If you are not sure what JetPack / L4T version your board is running, check it first:

cat /etc/nv_tegra_release
nvcc --version | tail -n1
python3 --version

If you see R35.x, you are on the JetPack 5 generation. If you see R36.x, you are on the JetPack 6 generation.

For a PyTorch 2.10 build, I strongly recommend being on JetPack 6.x.
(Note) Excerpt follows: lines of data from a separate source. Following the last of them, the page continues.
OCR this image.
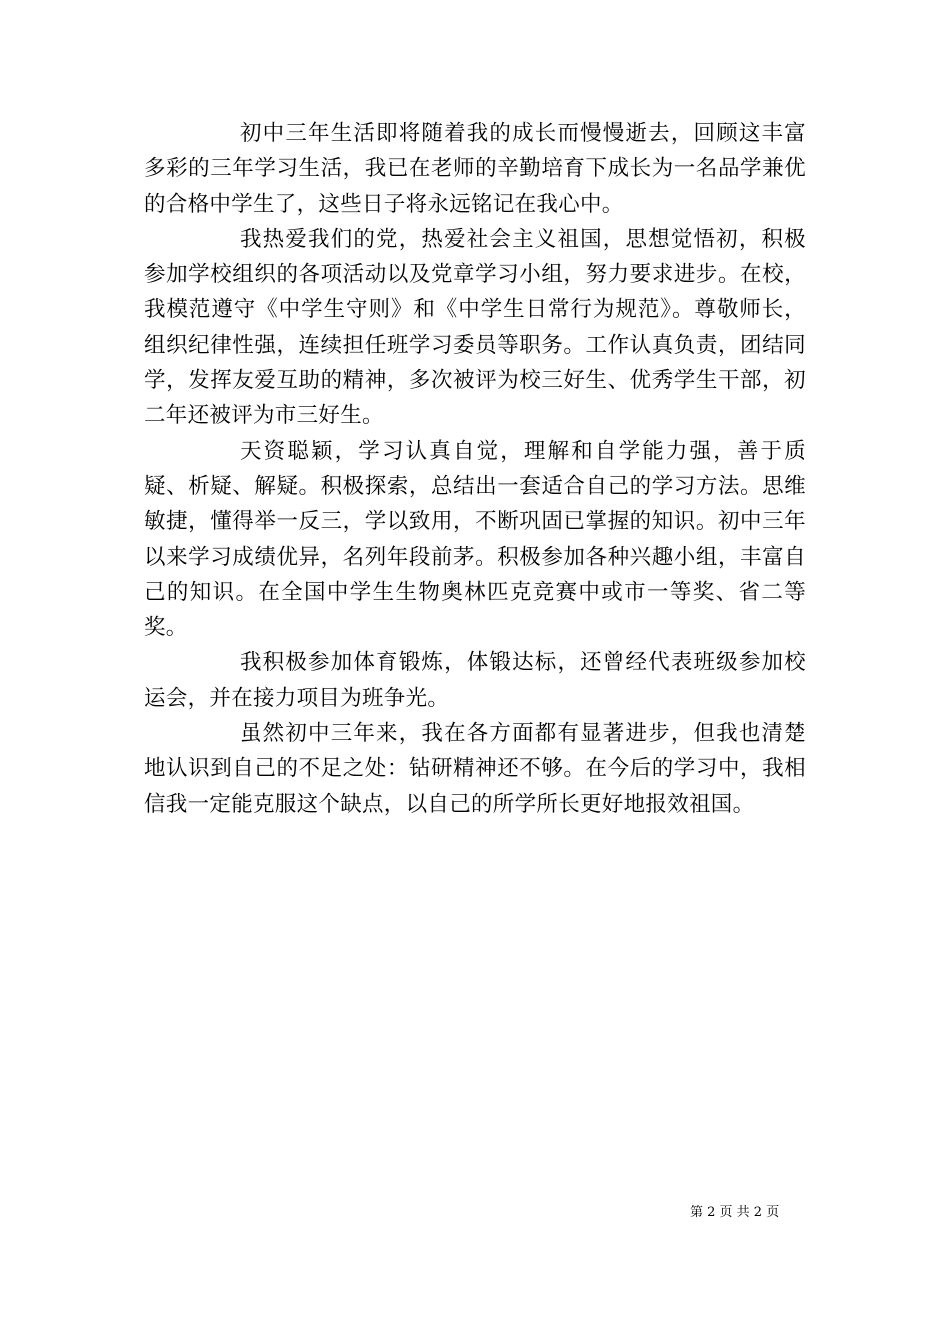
初中三年生活即将随着我的成长而慢慢逝去，回顾这丰富多彩的三年学习生活，我已在老师的辛勤培育下成长为一名品学兼优的合格中学生了，这些日子将永远铭记在我心中。

我热爱我们的党，热爱社会主义祖国，思想觉悟初，积极参加学校组织的各项活动以及党章学习小组，努力要求进步。在校，我模范遵守《中学生守则》和《中学生日常行为规范》。尊敬师长，组织纪律性强，连续担任班学习委员等职务。工作认真负责，团结同学，发挥友爱互助的精神，多次被评为校三好生、优秀学生干部，初二年还被评为市三好生。

天资聪颖，学习认真自觉，理解和自学能力强，善于质疑、析疑、解疑。积极探索，总结出一套适合自己的学习方法。思维敏捷，懂得举一反三，学以致用，不断巩固已掌握的知识。初中三年以来学习成绩优异，名列年段前茅。积极参加各种兴趣小组，丰富自己的知识。在全国中学生生物奥林匹克竞赛中或市一等奖、省二等奖。

我积极参加体育锻炼，体锻达标，还曾经代表班级参加校运会，并在接力项目为班争光。

虽然初中三年来，我在各方面都有显著进步，但我也清楚地认识到自己的不足之处：钻研精神还不够。在今后的学习中，我相信我一定能克服这个缺点，以自己的所学所长更好地报效祖国。

第 2 页 共 2 页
It is the path of least resistance on AGX Orin.

System packages

I started by installing the native packages I wanted available on the system side:

sudo apt update
sudo apt install -y \
  curl git build-essential pkg-config \
  libopenblas-dev libjpeg-dev zlib1g-dev libpng-dev

Workspace and virtual environment

Next, I created a dedicated workspace and a virtual environment with uv:

mkdir -p ~/work/torch_build
cd ~/work/torch_build

uv venv
source ~/work/torch_build/.venv/bin/activate

uv pip install -U pip setuptools wheel cmake ninja

Clone PyTorch

For PyTorch 2.10, I would use:

git clone --recursive --branch v2.10.0 https://github.com/pytorch/pytorch
cd pytorch

Then I install PyTorch’s development dependencies from the repository itself:

uv pip install --project . --group dev

Build configuration

Before building, I export the PyTorch build options I want.
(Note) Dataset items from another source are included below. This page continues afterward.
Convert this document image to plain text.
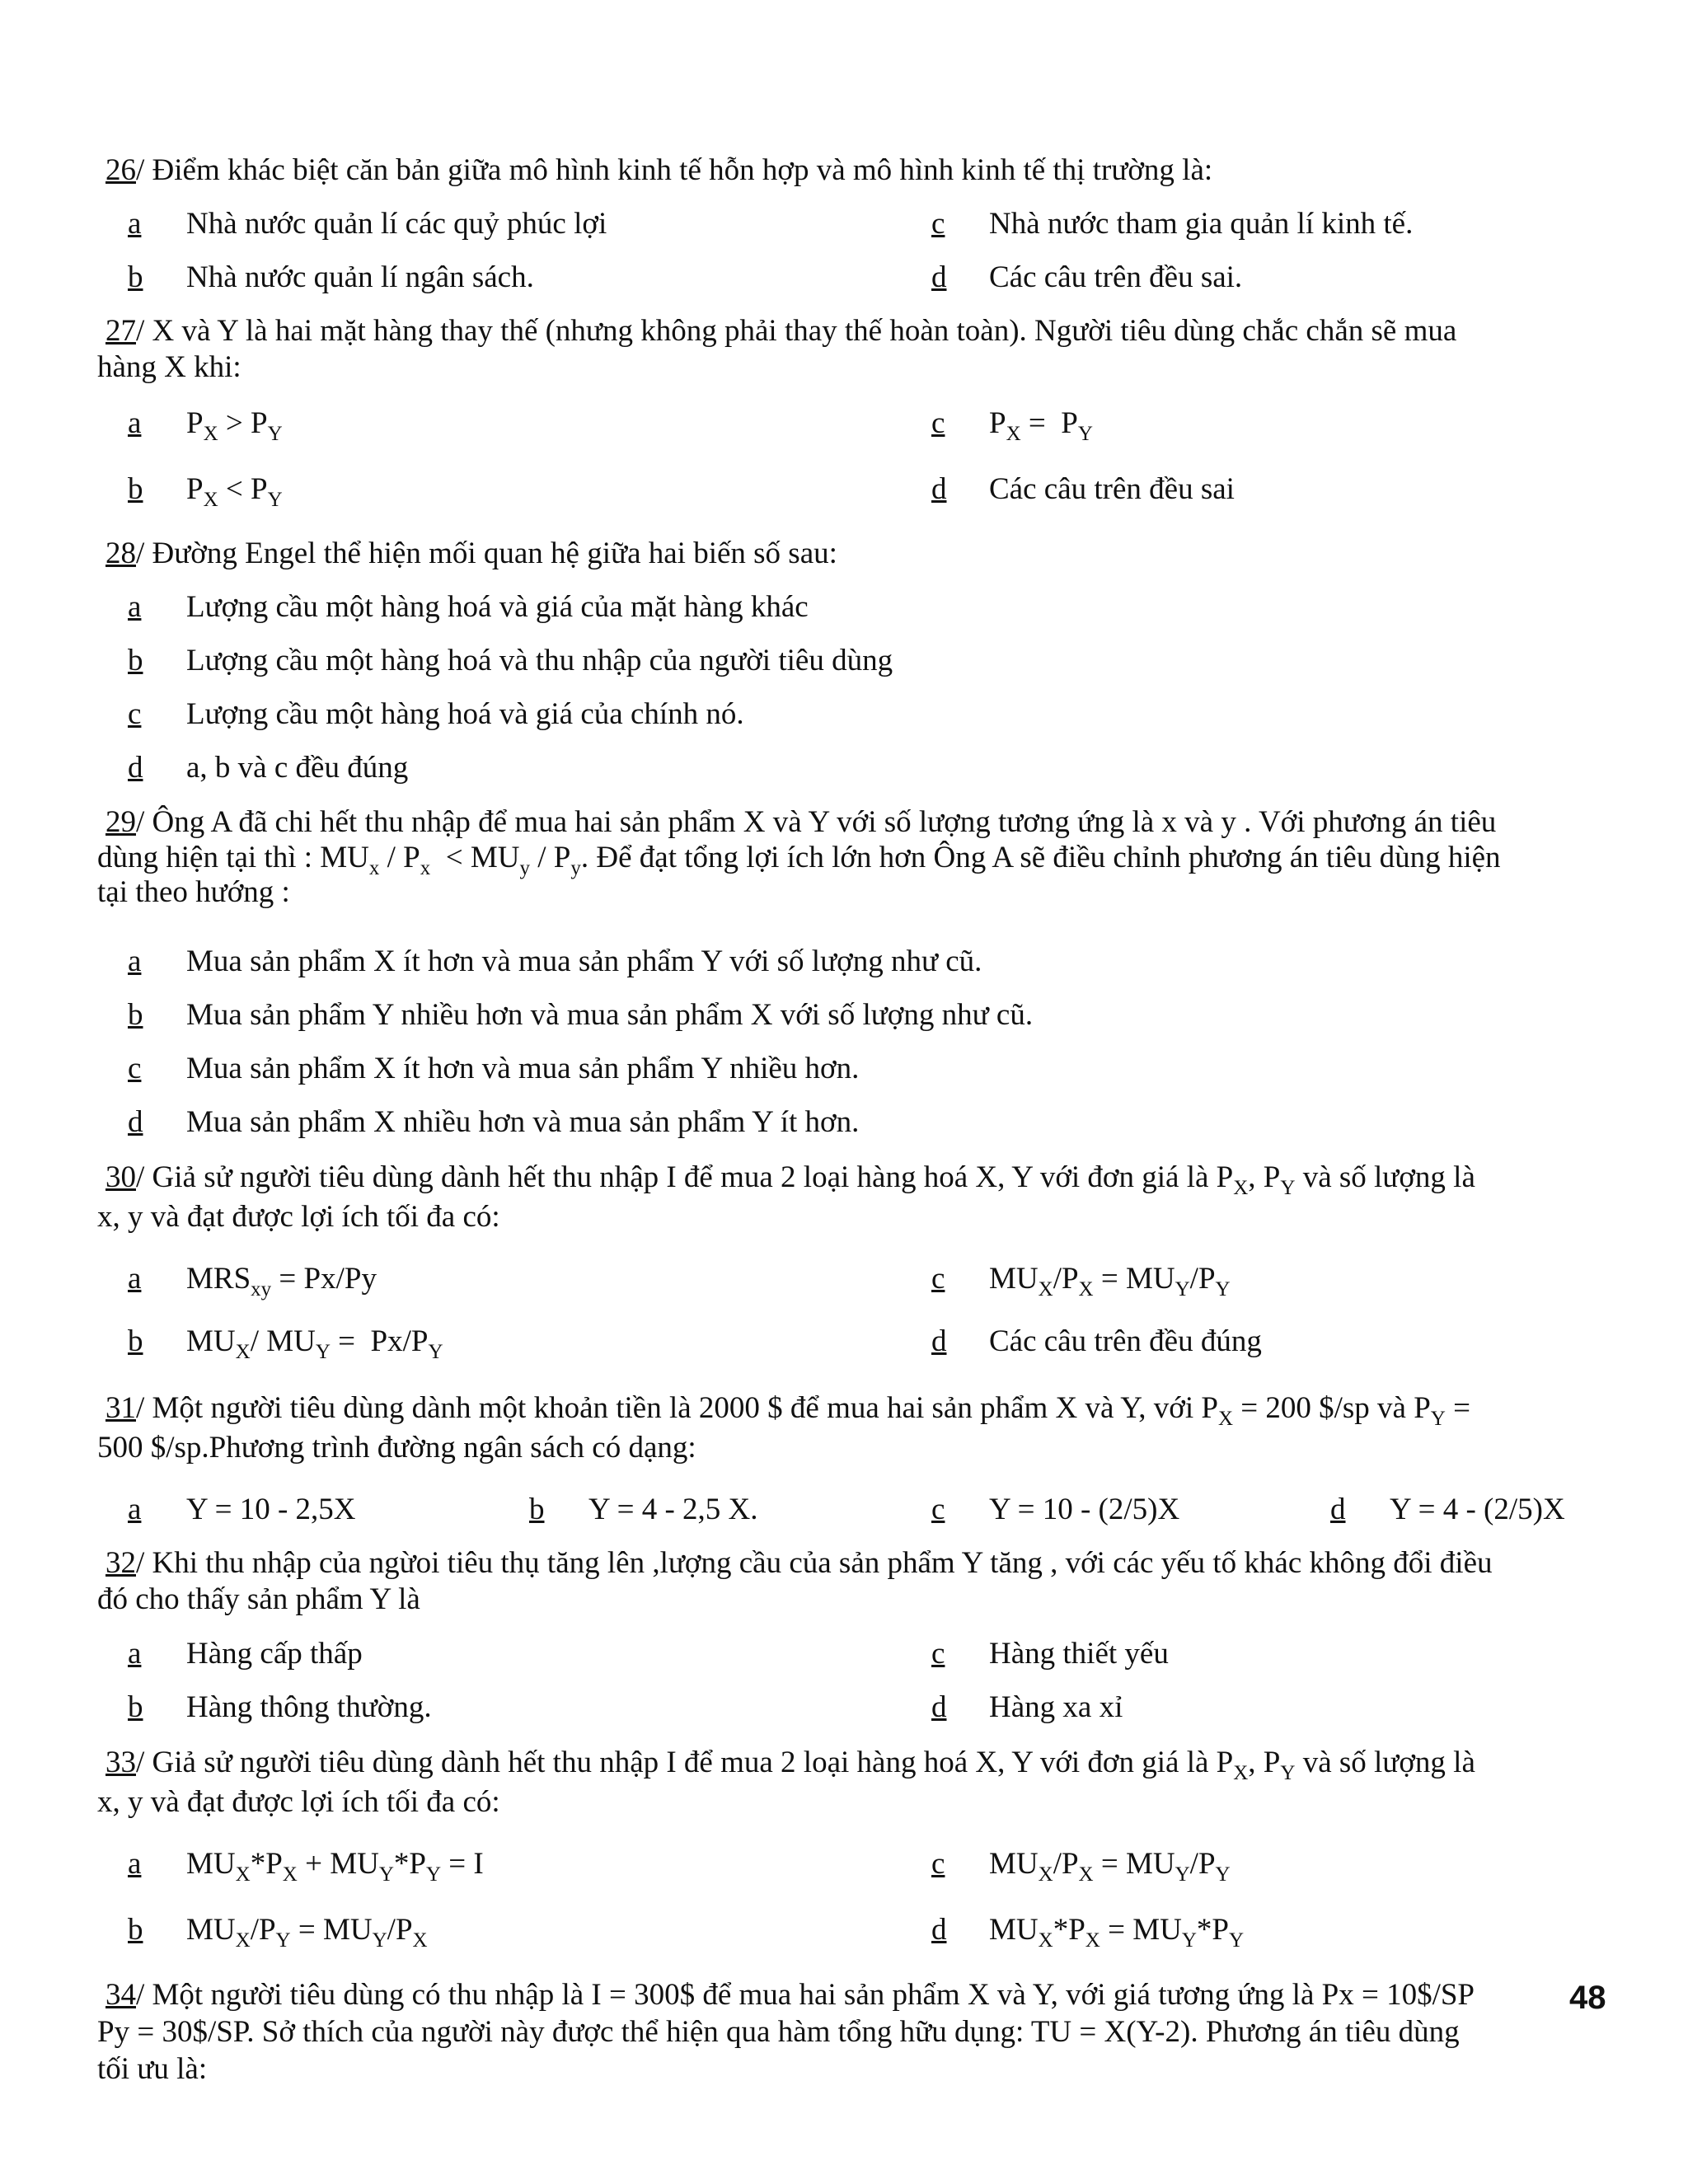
26/ Điểm khác biệt căn bản giữa mô hình kinh tế hỗn hợp và mô hình kinh tế thị trường là:
a Nhà nước quản lí các quỷ phúc lợi	c Nhà nước tham gia quản lí kinh tế.
b Nhà nước quản lí ngân sách.	d Các câu trên đều sai.
27/ X và Y là hai mặt hàng thay thế (nhưng không phải thay thế hoàn toàn). Người tiêu dùng chắc chắn sẽ mua
hàng X khi:
a $P_X > P_Y$	c $P_X = P_Y$
b $P_X < P_Y$	d Các câu trên đều sai
28/ Đường Engel thể hiện mối quan hệ giữa hai biến số sau:
a Lượng cầu một hàng hoá và giá của mặt hàng khác
b Lượng cầu một hàng hoá và thu nhập của người tiêu dùng
c Lượng cầu một hàng hoá và giá của chính nó.
d a, b và c đều đúng
29/ Ông A đã chi hết thu nhập để mua hai sản phẩm X và Y với số lượng tương ứng là x và y . Với phương án tiêu
dùng hiện tại thì : $MU_x / P_x < MU_y / P_y$. Để đạt tổng lợi ích lớn hơn Ông A sẽ điều chỉnh phương án tiêu dùng hiện
tại theo hướng :
a Mua sản phẩm X ít hơn và mua sản phẩm Y với số lượng như cũ.
b Mua sản phẩm Y nhiều hơn và mua sản phẩm X với số lượng như cũ.
c Mua sản phẩm X ít hơn và mua sản phẩm Y nhiều hơn.
d Mua sản phẩm X nhiều hơn và mua sản phẩm Y ít hơn.
30/ Giả sử người tiêu dùng dành hết thu nhập I để mua 2 loại hàng hoá X, Y với đơn giá là $P_X$, $P_Y$ và số lượng là
x, y và đạt được lợi ích tối đa có:
a $MRS_{xy} = Px/Py$	c $MU_X/P_X = MU_Y/P_Y$
b $MU_X/$ $MU_Y = Px/P_Y$	d Các câu trên đều đúng
31/ Một người tiêu dùng dành một khoản tiền là 2000 $ để mua hai sản phẩm X và Y, với $P_X = 200$ $/sp và $P_Y$ =
500 $/sp.Phương trình đường ngân sách có dạng:
a Y = 10 - 2,5X	b Y = 4 - 2,5 X.	c Y = 10 - (2/5)X	d Y = 4 - (2/5)X
32/ Khi thu nhập của ngừoi tiêu thụ tăng lên ,lượng cầu của sản phẩm Y tăng , với các yếu tố khác không đổi điều
đó cho thấy sản phẩm Y là
a Hàng cấp thấp	c Hàng thiết yếu
b Hàng thông thường.	d Hàng xa xỉ
33/ Giả sử người tiêu dùng dành hết thu nhập I để mua 2 loại hàng hoá X, Y với đơn giá là $P_X$, $P_Y$ và số lượng là
x, y và đạt được lợi ích tối đa có:
a $MU_X*P_X + MU_Y*P_Y = I$	c $MU_X/P_X = MU_Y/P_Y$
b $MU_X/P_Y = MU_Y/P_X$	d $MU_X*P_X = MU_Y*P_Y$
34/ Một người tiêu dùng có thu nhập là I = 300$ để mua hai sản phẩm X và Y, với giá tương ứng là Px = 10$/SP
Py = 30$/SP. Sở thích của người này được thể hiện qua hàm tổng hữu dụng: TU = X(Y-2). Phương án tiêu dùng
tối ưu là:
48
export CMAKE_PREFIX_PATH="${VIRTUAL_ENV}${CMAKE_PREFIX_PATH:+:$CMAKE_PREFIX_PATH}"

export USE_CUDA=1
export USE_CUDNN=1
export TORCH_CUDA_ARCH_LIST="8.7"
export BLAS=OpenBLAS

export USE_CUSPARSELT=1
export USE_DISTRIBUTED=0
export USE_GLOO=0
export USE_MPI=0
export BUILD_TEST=0
export USE_FBGEMM=0
export USE_KINETO=0
export USE_MKLDNN=0

# To avoid OOM on Jetson during compilation
export MAX_JOBS=4

Here is what matters most:

  • USE_CUDA=1 enables the CUDA build.
  • USE_CUDNN=1 enables cuDNN.
  • TORCH_CUDA_ARCH_LIST="8.7" targets Jetson AGX Orin’s GPU architecture.
  • BLAS=OpenBLAS tells the build to use the OpenBLAS installation from the system.
  • MAX_JOBS=4 is a practical limit to reduce the chance of the build getting killed by memory pressure.

Build PyTorch

With the environment ready, the build itself is just:

uv pip install --no-build-isolation -v -e .
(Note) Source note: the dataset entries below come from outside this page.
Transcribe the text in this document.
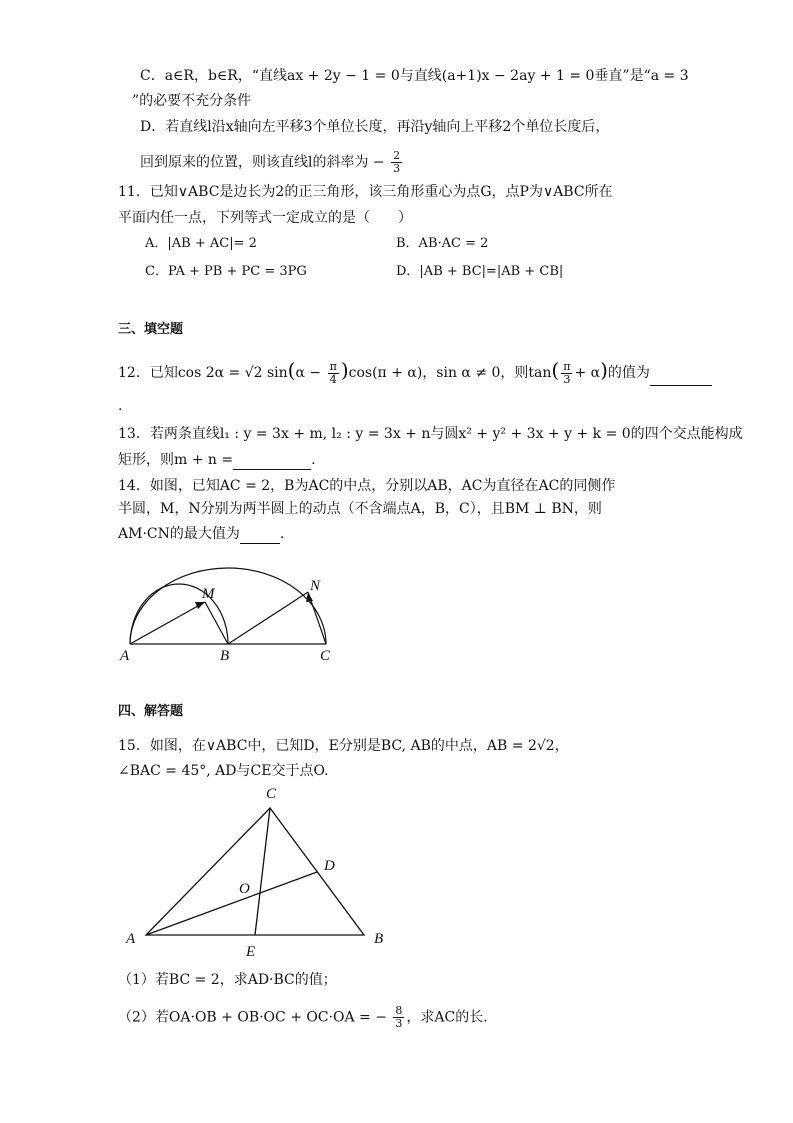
C．a∈R，b∈R，“直线ax + 2y − 1 = 0与直线(a+1)x − 2ay + 1 = 0垂直”是“a = 3
”的必要不充分条件
D．若直线l沿x轴向左平移3个单位长度，再沿y轴向上平移2个单位长度后，
回到原来的位置，则该直线l的斜率为 − $\frac{2}{3}$
11．已知∨ABC是边长为2的正三角形，该三角形重心为点G，点P为∨ABC所在
平面内任一点，下列等式一定成立的是（　　）
A．|AB + AC|= 2	B．AB·AC = 2
C．PA + PB + PC = 3PG	D．|AB + BC|=|AB + CB|
三、填空题
12．已知cos 2α = √2 $\sin(\alpha - \frac{\pi}{4} )\cos(\pi + \alpha)$，sin α ≠ 0，则$\tan( \frac{\pi}{3} + \alpha)$的值为
.
13．若两条直线l₁ : y = 3x + m, l₂ : y = 3x + n与圆x² + y² + 3x + y + k = 0的四个交点能构成
矩形，则m + n =	.
14．如图，已知AC = 2，B为AC的中点，分别以AB，AC为直径在AC的同侧作
半圆，M，N分别为两半圆上的动点（不含端点A，B，C），且BM ⊥ BN，则
AM·CN的最大值为	.
A	B	C
M	N
四、解答题
15．如图，在∨ABC中，已知D，E分别是BC, AB的中点，AB = 2√2，
∠BAC = 45°, AD与CE交于点O.
A	B
C
D
E
O
（1）若BC = 2，求AD·BC的值；
（2）若OA·OB + OB·OC + OC·OA = − $\frac{8}{3}$ ，求AC的长.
A few details are worth calling out:

Verify that PyTorch works

Once the build finishes, I run a quick verification script:

python - <<'PY'
import torch
print("torch:", torch.__version__)
print("cuda build:", torch.version.cuda)
print("cuda available:", torch.cuda.is_available())
if torch.cuda.is_available():
    print("device:", torch.cuda.get_device_name(0))
    x = torch.randn(1024, 1024, device="cuda")
    y = x @ x
    print("matmul ok, norm =", y.norm().item())
PY

What I want to see here is:

  • a valid PyTorch version,
  • a non-empty CUDA build version,
  • torch.cuda.is_available() returning True,
  • the device name resolving to the Jetson GPU,
  • a simple CUDA matmul succeeding.